Beitragvon Frosch » 13. April 2009 09:05

Ja, genau. das sind wohl die Nachfolger des grünen Buches, aber die habe ich noch nicht gelesen.
Die parallelen zu ADHS sind wirklich sehr eng geknüpft, aber Hochsensibilität ist ja auch noch kein so erforschtes Gebiet, genau so wie ADHS bei Erwachsenen, und da jeder Mensch anders betroffen ist, denke ich mir, das man das gar nicht so genau differenzieren kann.

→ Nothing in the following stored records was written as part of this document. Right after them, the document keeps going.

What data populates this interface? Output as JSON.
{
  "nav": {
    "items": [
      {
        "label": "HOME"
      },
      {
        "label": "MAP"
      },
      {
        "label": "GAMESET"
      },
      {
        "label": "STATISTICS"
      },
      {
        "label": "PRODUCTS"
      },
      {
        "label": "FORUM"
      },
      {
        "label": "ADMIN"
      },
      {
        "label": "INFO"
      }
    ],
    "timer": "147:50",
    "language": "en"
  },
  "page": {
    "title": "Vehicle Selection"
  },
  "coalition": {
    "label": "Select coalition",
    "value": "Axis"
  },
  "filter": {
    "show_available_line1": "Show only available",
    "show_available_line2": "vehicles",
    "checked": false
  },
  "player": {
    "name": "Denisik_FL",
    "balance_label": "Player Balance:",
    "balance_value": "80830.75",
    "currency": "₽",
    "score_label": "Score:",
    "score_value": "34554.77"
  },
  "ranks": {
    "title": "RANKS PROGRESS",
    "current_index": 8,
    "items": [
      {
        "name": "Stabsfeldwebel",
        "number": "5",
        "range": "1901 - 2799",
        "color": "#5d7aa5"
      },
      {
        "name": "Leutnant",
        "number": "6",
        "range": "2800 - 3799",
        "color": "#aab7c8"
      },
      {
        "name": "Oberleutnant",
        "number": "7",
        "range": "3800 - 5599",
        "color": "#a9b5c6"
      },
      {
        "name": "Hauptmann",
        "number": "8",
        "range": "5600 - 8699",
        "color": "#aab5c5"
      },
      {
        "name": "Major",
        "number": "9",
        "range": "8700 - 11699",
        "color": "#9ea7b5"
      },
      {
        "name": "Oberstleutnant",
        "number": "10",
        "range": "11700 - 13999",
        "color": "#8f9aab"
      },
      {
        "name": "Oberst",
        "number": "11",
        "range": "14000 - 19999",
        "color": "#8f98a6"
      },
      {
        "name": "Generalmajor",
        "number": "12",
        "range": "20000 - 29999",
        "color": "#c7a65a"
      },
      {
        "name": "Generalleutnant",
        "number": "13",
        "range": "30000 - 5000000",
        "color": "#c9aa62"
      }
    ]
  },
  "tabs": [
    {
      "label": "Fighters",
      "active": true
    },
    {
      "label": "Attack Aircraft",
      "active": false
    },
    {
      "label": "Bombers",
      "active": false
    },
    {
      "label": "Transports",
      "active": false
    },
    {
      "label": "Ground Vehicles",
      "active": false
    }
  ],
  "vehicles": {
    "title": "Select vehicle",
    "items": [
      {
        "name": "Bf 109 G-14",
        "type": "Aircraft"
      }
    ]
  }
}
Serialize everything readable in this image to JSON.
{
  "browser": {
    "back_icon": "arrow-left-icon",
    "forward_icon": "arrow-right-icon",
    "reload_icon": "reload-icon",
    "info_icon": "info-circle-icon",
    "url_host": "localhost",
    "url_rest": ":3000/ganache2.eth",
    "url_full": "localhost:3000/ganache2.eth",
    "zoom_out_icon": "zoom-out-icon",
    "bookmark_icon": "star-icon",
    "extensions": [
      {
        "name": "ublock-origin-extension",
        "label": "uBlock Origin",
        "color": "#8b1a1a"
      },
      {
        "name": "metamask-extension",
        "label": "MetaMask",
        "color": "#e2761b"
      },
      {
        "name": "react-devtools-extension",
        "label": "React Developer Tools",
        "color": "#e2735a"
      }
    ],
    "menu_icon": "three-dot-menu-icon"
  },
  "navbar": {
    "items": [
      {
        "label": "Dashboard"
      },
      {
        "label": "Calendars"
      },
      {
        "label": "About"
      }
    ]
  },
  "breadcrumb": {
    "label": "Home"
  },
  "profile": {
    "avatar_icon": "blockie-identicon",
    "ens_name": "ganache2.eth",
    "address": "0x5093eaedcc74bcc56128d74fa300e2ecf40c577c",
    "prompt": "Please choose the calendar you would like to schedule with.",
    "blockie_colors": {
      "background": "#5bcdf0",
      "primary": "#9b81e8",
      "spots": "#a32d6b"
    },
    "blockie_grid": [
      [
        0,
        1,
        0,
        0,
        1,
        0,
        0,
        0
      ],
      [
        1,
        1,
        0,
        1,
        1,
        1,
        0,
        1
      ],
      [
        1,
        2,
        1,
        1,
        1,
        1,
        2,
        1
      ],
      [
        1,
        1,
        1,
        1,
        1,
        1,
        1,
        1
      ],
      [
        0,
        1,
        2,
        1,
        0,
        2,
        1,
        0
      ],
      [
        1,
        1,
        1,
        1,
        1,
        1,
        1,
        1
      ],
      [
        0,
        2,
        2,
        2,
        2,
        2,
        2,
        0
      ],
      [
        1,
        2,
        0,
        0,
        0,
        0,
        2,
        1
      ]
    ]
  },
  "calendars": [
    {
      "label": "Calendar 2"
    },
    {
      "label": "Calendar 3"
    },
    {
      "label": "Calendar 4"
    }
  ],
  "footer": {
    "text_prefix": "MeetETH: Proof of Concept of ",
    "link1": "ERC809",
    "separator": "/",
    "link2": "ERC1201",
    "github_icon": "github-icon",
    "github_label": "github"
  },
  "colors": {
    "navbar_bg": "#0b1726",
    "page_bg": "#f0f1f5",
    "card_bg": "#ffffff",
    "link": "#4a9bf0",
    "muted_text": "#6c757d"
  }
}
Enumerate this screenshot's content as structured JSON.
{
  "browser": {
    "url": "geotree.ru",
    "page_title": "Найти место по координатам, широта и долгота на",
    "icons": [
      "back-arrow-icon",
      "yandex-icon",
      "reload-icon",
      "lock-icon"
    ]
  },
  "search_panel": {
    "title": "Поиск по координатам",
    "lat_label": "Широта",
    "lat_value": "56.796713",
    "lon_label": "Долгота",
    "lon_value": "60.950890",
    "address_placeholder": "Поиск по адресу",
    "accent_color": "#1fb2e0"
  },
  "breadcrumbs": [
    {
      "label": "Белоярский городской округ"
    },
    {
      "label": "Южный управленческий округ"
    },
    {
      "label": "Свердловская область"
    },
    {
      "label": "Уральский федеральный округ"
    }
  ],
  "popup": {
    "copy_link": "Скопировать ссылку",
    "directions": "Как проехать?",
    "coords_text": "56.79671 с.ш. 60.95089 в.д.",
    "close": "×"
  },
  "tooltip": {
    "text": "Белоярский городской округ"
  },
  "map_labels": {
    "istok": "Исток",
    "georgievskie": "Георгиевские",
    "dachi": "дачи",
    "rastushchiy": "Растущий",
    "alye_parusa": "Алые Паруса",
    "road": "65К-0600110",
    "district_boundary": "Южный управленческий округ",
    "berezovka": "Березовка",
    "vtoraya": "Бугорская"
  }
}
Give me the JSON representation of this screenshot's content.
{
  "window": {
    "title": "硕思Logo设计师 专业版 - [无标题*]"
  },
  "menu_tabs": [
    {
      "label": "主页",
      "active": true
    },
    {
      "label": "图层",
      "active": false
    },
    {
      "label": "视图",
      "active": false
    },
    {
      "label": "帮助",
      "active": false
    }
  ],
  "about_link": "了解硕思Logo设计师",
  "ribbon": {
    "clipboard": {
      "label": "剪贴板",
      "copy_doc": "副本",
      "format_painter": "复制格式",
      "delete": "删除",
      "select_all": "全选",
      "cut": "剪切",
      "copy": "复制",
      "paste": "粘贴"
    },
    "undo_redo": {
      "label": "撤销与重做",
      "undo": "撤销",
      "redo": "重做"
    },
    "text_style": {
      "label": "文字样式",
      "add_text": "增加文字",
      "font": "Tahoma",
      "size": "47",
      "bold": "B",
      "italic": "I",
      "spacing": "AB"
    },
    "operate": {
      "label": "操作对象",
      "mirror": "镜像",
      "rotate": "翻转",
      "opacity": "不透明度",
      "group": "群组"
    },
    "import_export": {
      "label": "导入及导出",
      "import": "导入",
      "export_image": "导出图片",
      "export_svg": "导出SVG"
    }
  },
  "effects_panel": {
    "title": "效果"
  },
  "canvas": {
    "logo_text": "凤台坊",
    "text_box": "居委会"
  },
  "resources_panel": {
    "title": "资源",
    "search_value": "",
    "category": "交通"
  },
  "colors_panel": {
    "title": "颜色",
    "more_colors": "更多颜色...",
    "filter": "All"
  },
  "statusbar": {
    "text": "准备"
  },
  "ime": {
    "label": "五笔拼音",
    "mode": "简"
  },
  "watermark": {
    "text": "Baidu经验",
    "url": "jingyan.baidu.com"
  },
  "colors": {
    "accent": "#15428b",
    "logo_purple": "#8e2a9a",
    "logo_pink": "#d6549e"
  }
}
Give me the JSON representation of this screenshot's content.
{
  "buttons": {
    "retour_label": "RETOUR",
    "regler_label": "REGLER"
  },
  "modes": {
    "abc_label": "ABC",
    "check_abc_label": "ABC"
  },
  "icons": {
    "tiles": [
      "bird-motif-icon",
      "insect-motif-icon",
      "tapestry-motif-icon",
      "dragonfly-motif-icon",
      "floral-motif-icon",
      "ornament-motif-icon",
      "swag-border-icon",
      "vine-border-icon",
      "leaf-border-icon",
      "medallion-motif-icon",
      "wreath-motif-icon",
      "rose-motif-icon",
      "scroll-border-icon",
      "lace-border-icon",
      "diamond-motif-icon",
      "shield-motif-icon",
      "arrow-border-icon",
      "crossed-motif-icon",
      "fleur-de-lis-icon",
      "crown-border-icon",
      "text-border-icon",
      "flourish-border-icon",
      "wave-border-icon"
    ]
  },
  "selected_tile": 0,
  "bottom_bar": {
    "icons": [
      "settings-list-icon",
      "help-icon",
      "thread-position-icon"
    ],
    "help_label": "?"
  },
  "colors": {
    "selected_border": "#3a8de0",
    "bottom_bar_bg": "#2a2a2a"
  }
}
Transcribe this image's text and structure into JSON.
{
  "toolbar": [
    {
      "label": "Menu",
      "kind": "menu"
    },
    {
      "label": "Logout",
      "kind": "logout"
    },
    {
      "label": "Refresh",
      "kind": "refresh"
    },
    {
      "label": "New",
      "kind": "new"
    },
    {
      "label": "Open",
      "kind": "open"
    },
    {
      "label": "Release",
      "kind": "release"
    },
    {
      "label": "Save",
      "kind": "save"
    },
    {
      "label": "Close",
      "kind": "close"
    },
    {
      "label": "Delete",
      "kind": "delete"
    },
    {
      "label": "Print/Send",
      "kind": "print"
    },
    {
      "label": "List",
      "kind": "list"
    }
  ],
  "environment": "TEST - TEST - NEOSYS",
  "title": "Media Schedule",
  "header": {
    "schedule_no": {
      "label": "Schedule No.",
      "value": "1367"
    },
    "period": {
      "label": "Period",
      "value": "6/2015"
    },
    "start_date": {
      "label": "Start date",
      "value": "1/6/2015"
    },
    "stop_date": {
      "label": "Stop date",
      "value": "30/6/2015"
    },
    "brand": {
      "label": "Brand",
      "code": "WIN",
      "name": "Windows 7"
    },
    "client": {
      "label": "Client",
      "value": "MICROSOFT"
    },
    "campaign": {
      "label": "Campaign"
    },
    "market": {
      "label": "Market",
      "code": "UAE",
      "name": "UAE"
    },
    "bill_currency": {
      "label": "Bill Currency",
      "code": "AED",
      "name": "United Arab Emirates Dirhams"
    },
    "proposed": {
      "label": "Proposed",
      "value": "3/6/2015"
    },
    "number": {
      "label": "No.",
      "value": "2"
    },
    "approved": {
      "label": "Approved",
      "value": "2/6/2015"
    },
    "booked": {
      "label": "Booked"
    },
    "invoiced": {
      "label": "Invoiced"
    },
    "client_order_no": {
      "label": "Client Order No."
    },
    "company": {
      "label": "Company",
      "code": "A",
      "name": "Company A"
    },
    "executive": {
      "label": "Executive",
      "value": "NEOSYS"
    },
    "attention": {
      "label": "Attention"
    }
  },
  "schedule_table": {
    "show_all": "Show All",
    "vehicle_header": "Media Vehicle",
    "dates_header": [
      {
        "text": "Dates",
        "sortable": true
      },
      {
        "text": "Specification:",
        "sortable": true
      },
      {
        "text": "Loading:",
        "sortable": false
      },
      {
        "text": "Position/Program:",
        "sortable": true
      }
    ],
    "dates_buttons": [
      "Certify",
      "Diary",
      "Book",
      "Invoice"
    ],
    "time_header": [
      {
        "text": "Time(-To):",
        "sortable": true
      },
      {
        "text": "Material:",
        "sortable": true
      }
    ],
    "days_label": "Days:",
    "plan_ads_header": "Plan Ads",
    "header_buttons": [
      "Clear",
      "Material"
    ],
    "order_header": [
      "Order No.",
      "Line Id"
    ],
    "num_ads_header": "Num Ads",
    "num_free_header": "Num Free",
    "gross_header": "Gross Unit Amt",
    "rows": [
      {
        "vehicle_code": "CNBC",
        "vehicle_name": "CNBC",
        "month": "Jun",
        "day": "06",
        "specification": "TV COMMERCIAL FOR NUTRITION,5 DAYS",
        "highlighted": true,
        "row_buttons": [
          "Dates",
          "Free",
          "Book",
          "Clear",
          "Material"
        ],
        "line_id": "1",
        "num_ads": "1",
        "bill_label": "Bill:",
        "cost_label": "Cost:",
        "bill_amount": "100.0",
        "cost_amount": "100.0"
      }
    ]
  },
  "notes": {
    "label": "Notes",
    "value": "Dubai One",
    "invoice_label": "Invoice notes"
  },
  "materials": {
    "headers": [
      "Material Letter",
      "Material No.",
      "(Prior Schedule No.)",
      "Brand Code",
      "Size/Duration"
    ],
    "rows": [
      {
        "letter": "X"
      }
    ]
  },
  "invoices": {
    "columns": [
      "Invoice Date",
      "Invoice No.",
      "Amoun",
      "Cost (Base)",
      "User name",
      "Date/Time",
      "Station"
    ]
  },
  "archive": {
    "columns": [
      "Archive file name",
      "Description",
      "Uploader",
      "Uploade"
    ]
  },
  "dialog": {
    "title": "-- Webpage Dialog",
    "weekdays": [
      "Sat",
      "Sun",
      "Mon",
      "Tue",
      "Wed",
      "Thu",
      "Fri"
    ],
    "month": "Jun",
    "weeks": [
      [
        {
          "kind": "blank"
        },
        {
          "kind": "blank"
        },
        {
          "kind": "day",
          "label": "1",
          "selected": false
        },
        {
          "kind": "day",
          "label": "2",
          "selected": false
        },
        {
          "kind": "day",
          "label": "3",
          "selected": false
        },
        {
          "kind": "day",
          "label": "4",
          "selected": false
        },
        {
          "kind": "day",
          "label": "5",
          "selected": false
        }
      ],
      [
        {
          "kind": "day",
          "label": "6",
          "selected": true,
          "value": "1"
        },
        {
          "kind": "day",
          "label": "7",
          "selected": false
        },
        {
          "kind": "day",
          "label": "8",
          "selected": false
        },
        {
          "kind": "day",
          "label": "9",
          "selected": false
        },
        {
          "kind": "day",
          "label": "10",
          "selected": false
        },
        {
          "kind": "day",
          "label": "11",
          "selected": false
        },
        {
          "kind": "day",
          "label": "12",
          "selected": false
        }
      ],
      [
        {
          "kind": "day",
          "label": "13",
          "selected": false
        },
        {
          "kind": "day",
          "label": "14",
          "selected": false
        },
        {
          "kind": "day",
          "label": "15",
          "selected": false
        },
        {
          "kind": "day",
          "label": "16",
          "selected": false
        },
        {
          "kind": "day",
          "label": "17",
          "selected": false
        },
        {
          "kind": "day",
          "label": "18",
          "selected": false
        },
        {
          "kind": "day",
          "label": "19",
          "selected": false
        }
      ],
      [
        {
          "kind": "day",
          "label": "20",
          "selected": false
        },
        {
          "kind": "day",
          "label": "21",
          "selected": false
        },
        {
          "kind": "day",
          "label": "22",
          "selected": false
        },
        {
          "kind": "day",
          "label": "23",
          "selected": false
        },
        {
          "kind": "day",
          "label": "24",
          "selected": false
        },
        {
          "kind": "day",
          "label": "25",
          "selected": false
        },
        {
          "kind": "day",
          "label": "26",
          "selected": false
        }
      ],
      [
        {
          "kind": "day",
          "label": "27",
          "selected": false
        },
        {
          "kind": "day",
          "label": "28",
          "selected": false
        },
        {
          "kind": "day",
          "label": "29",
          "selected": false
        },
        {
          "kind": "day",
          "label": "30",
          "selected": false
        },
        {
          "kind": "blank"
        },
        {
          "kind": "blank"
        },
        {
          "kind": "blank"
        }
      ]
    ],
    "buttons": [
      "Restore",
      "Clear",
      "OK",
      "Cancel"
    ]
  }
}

Normalerweise müßte es in der Diagnose für jeden einzelnen genau stehen, mit was er die meisten Probleme hat, der eine leidet unter seiner Hochsensibilität, dem anderen nutzt sie, z.B.  das hängt ja auch damit zusammen wie man sein Leben gestalten sollte, ein Mensch der z.B. unter großen Mengen leidet, ist nicht gut in einem Job aufgehoben, wo er ständig mit großen Mengen über einen langen Zeitraum des Tages zu tun hat, oder jemand der sehr Geräusch empfindlich ist, kann nicht den ganzen Tag in eine laute Umgebung.
Aber das versucht man auch ohne das eigentliche Wissen darüber, ja selber schon so einzurichten, es ist nur besser wenn man darum weiß. Weil man ansonsten immer veruchen wird sich den Anderen anzu passen unm nicht aufzufallen, und auf dauer ist das nicht gut.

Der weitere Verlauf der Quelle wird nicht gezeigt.